Kennett School Board approves $84.2 million proposed final budget05/09/2017 12:58PM ● By Steven Hoffman
The Kennett School Board unanimously approved a proposed final budget of $84.2 million at its meeting on May 8. Projected expenditures for the 2017-2018 school year declined by about $300,000 in the three months since the board adopted a preliminary budget.
“It's been going down, which is good,” said school board member Michael Finnegan. Finnegan, who serves on the district's finance and budget committee, explained that projected medical and prescription costs are lower than initially expected.
The proposed spending plan will now be available for review by the public. Comments about the budget can be made until Monday, June 12, the day when the board is expected to approve the final budget.
Finnegan said that a tax increase of 2.19 percent will be necessary to balance the budget. That amounts to a $116 increase in the tax bill per the average residential property in the district. The maximum that the district could raise taxes under this year's Act 1 Index limit is 2.9 percent.
The budget for the current school year is $81.7 million. The item having the biggest impact on the budget is once again the school district's state-mandated contribution to the Pennsylvania Public School Employees Retirement System (PSERS). PSERS costs have been spiraling upward for Pennsylvania school districts for most of the last decade. For 2017-2018, PSERS costs are going up by 9 percent.

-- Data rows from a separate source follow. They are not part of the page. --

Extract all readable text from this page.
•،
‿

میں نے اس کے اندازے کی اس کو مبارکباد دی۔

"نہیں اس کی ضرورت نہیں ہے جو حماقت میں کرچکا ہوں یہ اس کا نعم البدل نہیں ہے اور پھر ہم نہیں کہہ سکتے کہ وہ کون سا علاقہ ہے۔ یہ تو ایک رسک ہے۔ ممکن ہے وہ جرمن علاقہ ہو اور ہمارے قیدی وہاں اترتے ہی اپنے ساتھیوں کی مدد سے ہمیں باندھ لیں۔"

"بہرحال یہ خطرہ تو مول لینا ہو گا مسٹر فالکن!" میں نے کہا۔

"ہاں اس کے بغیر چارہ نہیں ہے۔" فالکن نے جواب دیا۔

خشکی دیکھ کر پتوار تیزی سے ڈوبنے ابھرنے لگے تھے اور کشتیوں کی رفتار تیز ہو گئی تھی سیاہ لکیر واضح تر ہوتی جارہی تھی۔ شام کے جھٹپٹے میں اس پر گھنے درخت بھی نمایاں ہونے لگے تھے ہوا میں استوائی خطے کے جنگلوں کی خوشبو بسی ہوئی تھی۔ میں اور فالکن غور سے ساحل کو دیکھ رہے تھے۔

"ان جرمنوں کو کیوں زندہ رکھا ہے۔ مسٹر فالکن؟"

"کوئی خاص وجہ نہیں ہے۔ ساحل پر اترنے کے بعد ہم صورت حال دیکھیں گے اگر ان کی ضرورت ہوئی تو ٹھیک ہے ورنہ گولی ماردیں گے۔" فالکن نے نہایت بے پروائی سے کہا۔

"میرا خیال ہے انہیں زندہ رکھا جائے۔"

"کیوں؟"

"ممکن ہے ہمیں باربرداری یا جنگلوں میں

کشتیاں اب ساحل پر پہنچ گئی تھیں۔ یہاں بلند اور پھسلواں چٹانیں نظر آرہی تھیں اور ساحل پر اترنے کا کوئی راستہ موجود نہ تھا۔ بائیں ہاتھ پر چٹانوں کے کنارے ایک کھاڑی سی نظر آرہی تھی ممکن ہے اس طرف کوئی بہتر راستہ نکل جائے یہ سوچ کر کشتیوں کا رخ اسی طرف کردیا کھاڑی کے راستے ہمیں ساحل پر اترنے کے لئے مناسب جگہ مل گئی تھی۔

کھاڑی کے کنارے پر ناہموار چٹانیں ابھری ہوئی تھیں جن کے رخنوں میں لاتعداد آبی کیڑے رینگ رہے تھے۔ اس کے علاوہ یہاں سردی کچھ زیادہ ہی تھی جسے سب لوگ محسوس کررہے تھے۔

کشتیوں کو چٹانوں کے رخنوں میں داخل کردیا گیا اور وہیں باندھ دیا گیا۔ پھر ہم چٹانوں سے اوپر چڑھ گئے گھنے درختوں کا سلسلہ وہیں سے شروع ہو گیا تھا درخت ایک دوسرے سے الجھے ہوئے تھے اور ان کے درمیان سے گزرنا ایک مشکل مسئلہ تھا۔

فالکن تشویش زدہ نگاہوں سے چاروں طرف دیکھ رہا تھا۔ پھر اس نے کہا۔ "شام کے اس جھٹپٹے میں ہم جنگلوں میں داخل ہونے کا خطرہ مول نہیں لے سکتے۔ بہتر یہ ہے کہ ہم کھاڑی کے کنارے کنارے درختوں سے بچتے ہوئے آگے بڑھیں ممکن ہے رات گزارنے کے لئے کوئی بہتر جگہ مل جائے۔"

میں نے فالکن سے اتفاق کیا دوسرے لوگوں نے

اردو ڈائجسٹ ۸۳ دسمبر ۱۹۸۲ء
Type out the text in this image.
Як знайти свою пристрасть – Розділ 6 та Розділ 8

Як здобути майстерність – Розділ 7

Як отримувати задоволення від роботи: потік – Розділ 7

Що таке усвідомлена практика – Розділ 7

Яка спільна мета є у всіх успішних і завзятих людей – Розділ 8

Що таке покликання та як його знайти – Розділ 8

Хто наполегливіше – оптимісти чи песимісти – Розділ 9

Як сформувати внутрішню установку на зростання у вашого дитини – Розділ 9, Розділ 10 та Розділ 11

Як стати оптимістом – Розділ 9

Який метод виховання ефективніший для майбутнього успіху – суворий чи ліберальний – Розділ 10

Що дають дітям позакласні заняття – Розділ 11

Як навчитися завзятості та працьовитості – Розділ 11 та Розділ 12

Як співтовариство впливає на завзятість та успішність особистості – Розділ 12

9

During a previous budget presentation, Finnegan explained that the Kennett Consolidated School District has been hindered by the fact that the total assessment of all the properties in the district still is not back to the 2007 values—and consequently the school district's revenues are not increasing year-to-year. Of the 14 school districts in Chester County, Kennett is the only one that has not had an overall increase in total assessment valuations from 2007 to 2017. Kennett's total assessment in 2017 is $2,021,416,348, a decrease of $8,874,716 since 2007. Meanwhile, districts like Downingtown (12.1 percent) and Avon Grove and Twin Valley (both 10.1 percent) have seen significant increases in their total assessment of properties. During the housing crisis, many property owners throughout Chester County had their properties reassessed because of falling home values. The valuations of houses still haven't caught up in Kennett, even though the market is generally healthy. The bottom line for the Kennett Consolidated School District is that revenues aren't growing from year to year as much as other neighboring districts, which makes balancing the budget more of a challenge.
In other business at the May 8 meeting, the school district is contracting with Dell Financial Services for a Dell EMC Unity 400 AFA Hybrid Flash Storage with premium software support for long-term data storage. The school board approved a lease premium of $31,298.06 annually for the five-year agreement.
The school board voted to designate John R. Merrick as the school district's solicitor for the year beginning on July 1, 2017 and ending on June 30, 2018. He will bill the school district at his rate for municipalities, which is $170 per hour.
School board member Michael Finnegan was elected to serve as the treasurer of the school district for another year, beginning on July 1.
In preparation for the 2017-2018 school year, the school board established the breakfast price at $1.50 for all students and a lunch price of $2.75 for elementary students and $3 for middle school and high school students. Mark Tracy, the district's business administrator, said that there is no increase in the prices for next year.
The school board will meet again on Monday, June 12 at 7 p.m. at the Mary D. Lang Kindergarten Center.